Bigger euro firewall needed before more IMF funds

Bigger euro firewall needed before more IMF funds

MEXICO CITY - Agence France-Presse
Bigger euro firewall needed before more IMF funds

Christine Lagarde, Managing Director of the International Monetary Fund (IMF), attends a news conference at a meeting of finance ministers and central bankers from the Group of 20 top economies in Mexico City February 26, 2012. REUTERS/Edgard Garrido

The eurozone will have to put in place a bigger financial firewall to combat the crisis before other countries will pour more cash into the IMF, the G20 top and developing economies said yesterday.
 
In a statement released after a meeting of the group of 20 finance ministers and central bankers here, the G20 said: "Euro area countries will reassess the strength of their support facilities in March.

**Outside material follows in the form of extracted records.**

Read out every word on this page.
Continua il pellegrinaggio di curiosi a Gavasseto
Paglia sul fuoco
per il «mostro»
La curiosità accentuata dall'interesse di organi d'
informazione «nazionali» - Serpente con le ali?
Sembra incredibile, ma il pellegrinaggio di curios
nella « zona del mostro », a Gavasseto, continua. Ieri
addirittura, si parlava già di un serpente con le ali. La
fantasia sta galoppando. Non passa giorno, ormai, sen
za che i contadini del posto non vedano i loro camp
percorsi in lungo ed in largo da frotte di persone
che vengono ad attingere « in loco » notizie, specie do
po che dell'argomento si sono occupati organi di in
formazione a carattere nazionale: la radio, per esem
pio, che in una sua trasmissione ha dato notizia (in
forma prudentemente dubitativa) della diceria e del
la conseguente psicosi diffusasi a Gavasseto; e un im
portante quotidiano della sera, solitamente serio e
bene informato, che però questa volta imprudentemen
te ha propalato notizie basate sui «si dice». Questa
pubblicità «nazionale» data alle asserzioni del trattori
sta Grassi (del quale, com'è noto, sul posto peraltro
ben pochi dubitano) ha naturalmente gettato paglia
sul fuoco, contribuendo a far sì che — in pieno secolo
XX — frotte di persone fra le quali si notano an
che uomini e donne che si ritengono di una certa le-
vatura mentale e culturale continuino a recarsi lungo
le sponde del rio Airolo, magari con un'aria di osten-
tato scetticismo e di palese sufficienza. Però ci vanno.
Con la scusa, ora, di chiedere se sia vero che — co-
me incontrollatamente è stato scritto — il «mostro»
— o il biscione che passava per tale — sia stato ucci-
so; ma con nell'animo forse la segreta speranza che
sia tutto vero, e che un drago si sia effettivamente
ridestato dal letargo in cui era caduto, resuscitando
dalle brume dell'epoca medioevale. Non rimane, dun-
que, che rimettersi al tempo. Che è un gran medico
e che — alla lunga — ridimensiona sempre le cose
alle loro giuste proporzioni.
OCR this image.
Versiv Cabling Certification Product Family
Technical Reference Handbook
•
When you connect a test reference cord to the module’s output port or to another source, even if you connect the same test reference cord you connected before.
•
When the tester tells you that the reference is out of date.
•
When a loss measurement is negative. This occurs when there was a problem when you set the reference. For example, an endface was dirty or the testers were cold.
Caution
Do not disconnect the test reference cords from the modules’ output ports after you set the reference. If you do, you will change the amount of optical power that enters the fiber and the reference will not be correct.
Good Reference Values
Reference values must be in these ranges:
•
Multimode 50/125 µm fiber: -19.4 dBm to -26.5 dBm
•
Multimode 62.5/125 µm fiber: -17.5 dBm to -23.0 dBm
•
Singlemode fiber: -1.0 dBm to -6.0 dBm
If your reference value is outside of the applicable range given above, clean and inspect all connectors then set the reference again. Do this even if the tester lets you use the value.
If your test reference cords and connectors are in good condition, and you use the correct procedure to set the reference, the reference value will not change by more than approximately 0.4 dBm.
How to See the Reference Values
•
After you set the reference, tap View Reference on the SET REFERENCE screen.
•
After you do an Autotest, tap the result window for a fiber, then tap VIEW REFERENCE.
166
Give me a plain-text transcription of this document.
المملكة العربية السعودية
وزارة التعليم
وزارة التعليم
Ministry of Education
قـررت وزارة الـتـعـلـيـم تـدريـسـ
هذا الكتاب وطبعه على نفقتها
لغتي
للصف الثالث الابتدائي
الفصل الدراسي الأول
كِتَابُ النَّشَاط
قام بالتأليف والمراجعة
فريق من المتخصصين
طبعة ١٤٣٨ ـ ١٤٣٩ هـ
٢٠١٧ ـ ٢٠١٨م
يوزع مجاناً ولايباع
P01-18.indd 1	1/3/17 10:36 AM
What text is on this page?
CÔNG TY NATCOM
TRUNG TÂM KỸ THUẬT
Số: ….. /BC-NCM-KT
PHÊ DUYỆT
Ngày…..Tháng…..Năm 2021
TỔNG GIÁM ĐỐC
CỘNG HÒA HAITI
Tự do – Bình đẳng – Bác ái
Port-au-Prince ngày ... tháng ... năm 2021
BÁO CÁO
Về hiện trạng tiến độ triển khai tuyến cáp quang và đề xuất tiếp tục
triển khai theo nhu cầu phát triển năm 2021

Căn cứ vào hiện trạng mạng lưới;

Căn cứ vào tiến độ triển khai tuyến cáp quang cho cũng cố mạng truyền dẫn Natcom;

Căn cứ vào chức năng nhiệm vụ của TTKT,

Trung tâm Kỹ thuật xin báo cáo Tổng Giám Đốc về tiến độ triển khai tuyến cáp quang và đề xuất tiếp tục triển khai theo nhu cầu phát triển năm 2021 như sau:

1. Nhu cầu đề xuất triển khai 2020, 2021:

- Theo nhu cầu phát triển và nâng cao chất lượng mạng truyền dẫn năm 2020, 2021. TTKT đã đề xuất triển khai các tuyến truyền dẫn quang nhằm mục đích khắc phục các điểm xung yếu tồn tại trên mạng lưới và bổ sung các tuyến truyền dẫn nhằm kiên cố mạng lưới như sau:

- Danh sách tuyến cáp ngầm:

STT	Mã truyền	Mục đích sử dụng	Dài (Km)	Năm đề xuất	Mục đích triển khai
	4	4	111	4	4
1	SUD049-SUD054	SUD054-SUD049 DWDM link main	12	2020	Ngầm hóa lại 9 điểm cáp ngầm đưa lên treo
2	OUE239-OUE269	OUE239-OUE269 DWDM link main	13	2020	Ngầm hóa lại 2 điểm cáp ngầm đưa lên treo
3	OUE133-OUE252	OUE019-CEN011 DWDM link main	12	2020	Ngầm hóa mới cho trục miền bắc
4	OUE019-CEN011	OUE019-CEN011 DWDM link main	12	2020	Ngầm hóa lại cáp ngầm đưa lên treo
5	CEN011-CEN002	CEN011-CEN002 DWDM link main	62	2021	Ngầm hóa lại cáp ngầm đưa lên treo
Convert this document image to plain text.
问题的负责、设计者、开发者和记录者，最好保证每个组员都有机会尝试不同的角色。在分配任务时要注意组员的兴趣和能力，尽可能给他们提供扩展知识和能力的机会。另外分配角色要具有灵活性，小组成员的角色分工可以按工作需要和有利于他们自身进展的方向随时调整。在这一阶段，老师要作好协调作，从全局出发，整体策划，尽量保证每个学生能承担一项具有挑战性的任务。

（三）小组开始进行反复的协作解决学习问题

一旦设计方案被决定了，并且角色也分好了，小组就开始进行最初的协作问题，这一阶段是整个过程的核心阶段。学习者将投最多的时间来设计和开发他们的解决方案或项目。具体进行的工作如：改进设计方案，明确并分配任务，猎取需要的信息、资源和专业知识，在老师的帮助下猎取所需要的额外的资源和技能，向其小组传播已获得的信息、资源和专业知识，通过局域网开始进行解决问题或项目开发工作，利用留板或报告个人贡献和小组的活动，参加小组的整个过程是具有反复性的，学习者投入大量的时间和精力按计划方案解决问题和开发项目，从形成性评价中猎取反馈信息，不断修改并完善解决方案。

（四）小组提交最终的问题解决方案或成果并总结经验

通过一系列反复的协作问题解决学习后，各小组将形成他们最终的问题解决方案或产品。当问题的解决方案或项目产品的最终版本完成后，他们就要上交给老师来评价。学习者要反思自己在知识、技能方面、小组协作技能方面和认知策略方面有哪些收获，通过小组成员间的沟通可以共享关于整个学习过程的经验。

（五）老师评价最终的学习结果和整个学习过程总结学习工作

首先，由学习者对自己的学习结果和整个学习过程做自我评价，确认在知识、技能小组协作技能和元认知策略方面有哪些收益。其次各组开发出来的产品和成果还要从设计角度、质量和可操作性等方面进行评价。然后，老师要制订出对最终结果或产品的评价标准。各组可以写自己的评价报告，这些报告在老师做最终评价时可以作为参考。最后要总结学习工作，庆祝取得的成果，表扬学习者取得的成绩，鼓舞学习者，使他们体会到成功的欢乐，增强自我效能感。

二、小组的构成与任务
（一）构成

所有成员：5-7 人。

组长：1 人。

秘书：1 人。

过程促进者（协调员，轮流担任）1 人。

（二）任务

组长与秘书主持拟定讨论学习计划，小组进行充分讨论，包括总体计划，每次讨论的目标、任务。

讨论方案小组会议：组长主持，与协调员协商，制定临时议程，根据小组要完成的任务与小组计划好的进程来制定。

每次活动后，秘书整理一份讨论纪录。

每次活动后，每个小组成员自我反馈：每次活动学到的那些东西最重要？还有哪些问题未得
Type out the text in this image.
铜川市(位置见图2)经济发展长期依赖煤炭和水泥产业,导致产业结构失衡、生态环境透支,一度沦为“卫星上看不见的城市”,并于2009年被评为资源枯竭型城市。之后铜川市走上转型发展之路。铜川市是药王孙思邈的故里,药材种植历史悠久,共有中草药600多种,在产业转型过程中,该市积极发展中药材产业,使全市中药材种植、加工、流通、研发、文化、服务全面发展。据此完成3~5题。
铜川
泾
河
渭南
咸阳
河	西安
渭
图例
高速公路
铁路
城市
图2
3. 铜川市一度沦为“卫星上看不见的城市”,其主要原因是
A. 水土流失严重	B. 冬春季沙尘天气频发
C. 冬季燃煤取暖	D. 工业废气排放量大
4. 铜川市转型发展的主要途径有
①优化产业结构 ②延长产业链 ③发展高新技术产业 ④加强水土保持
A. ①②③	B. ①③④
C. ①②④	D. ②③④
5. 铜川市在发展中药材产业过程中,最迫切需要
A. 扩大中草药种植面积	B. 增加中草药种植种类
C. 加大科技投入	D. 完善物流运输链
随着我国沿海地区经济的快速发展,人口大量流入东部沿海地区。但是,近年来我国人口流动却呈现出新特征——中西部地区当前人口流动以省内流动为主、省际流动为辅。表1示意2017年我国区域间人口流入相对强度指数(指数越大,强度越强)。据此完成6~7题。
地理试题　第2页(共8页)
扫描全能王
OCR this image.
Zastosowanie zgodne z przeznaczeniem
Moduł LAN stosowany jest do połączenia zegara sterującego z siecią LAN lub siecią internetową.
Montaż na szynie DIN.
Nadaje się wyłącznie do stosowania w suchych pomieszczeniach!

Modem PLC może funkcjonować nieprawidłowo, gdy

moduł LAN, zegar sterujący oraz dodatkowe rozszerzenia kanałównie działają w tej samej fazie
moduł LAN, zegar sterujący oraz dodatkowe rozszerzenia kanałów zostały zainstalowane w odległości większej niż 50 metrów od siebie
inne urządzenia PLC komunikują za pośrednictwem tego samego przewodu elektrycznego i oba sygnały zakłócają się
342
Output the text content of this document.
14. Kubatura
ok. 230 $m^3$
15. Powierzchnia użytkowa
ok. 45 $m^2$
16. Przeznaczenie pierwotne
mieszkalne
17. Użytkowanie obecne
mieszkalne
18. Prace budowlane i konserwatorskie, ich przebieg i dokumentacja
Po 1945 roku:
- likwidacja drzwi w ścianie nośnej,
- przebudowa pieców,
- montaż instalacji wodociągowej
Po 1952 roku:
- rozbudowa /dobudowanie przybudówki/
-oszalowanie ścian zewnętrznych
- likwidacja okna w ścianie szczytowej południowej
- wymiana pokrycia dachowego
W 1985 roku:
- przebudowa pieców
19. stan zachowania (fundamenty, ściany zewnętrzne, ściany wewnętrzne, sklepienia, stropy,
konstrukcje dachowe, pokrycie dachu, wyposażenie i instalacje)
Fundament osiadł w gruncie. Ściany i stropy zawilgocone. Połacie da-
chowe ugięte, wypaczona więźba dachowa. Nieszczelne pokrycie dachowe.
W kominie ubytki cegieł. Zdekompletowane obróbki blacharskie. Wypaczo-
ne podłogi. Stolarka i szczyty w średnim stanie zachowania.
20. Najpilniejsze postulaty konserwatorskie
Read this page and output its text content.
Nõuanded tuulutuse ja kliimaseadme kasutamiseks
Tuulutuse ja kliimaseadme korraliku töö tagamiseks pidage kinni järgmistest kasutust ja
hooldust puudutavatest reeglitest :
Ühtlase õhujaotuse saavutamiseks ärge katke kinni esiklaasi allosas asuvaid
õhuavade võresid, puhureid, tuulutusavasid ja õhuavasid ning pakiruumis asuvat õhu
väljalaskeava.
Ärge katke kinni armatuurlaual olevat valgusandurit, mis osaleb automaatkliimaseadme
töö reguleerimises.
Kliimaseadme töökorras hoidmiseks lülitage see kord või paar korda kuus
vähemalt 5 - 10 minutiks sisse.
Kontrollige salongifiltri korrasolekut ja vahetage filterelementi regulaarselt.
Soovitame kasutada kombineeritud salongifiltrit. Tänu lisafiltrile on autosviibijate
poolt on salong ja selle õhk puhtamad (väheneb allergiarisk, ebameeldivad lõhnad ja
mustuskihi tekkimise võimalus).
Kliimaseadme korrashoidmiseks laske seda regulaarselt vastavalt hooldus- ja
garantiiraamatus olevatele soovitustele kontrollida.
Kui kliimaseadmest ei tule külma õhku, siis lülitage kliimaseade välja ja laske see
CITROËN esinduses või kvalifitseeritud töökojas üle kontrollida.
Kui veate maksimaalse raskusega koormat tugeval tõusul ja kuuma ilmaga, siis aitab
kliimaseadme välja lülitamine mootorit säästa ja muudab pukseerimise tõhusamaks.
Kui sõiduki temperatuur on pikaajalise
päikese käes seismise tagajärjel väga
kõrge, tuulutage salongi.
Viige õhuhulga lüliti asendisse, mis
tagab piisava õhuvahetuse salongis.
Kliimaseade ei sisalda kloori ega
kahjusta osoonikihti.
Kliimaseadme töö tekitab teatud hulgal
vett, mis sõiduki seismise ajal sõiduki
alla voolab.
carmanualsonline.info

"This will provide an essential input in our ongoing consideration to mobilize resources to the IMF." Calls on the eurozone to boost their crisis-fighting war chest dominated the meeting here in Mexico City, with top officials such as US Treasury Secretary Timothy Geithner saying it was essential to prevent more fallout worldwide.
 
At a crunch two-day summit in Brussels starting on Thursday, EU leaders will debate whether to combine their current firewall, the EFSF, with a permanent pot due to come into effect in July.
 
This would give the debt-wracked 17-nation zone a total fund of some 750 billion euros ($1 trillion).
 
To add even more firepower, the eurozone has called on countries outside the bloc to bolster the IMF resources. IMF chief Christine Lagarde has said the fund needs an additional $500 billion.
 
"Progress on this strategy will be reviewed at the next minister meeting in April," the statement said.
 
Eurozone countries themselves have already committed 150 billion euros to the IMF in the hope of reassuring the markets they have the resources to tackle a re-emergence of the crisis.
 
But countries outside the zone, including the United States, Britain, Japan and China insisted at the G20 meeting here that the eurozone first puts its hand in its pocket.
 
Britain's Finance Minister George Osborne said a trade-off had to be made.
 
"We are prepared to consider IMF resources but only once we see the color of the eurozone money and we have not seen the color of the eurozone money," he told Sky News on the sidelines of the meeting.
 
However, the major sticking point to an increase in the eurozone firewall remained Germany -- the bloc's top economy and political powerhouse.
 
Finance Minister Wolfgang Schaeuble made no bones of Berlin's opposition to pouring in more cash to the pot, saying it "didn't make any economic sense." Schaeuble also played down the chances of success at the March 1 and 2 summit saying that a decision on a strengthened firewall would be taken "in the course of March," recalling that "March runs from 1 to 31." Nevertheless, he also noted that a decision in March would be "timely" given the IMF discussion on more resources a month later.
 
A senior G20 official said that Europe was carefully managing the sequence of steps needed to put in place all the building blocks for a total deal -- bigger eurozone fund plus more IMF funds -- that would finally douse the crisis.
 
And while piling on the pressure on Europe to sort out its problems, the G20 statement also heaped praised on policymakers for the measures already carried out, notably in crafting a second bailout package for recession-mired Greece.
 
"We welcome the important progress made by Europe in recent months to strengthen their fiscal positions, adopt measures to reduce financial stress... and to put Greece on a sustainable path," the statement said.
 
Nevertheless, while the crisis has abated in recent weeks, the G20 warned that "growth expectations for 2012 are moderate and downside risks continue to be high." The statement said the top economies were "alert to the risks of higher oil prices and welcome the commitment by producing countries to continue to ensure adequate supply."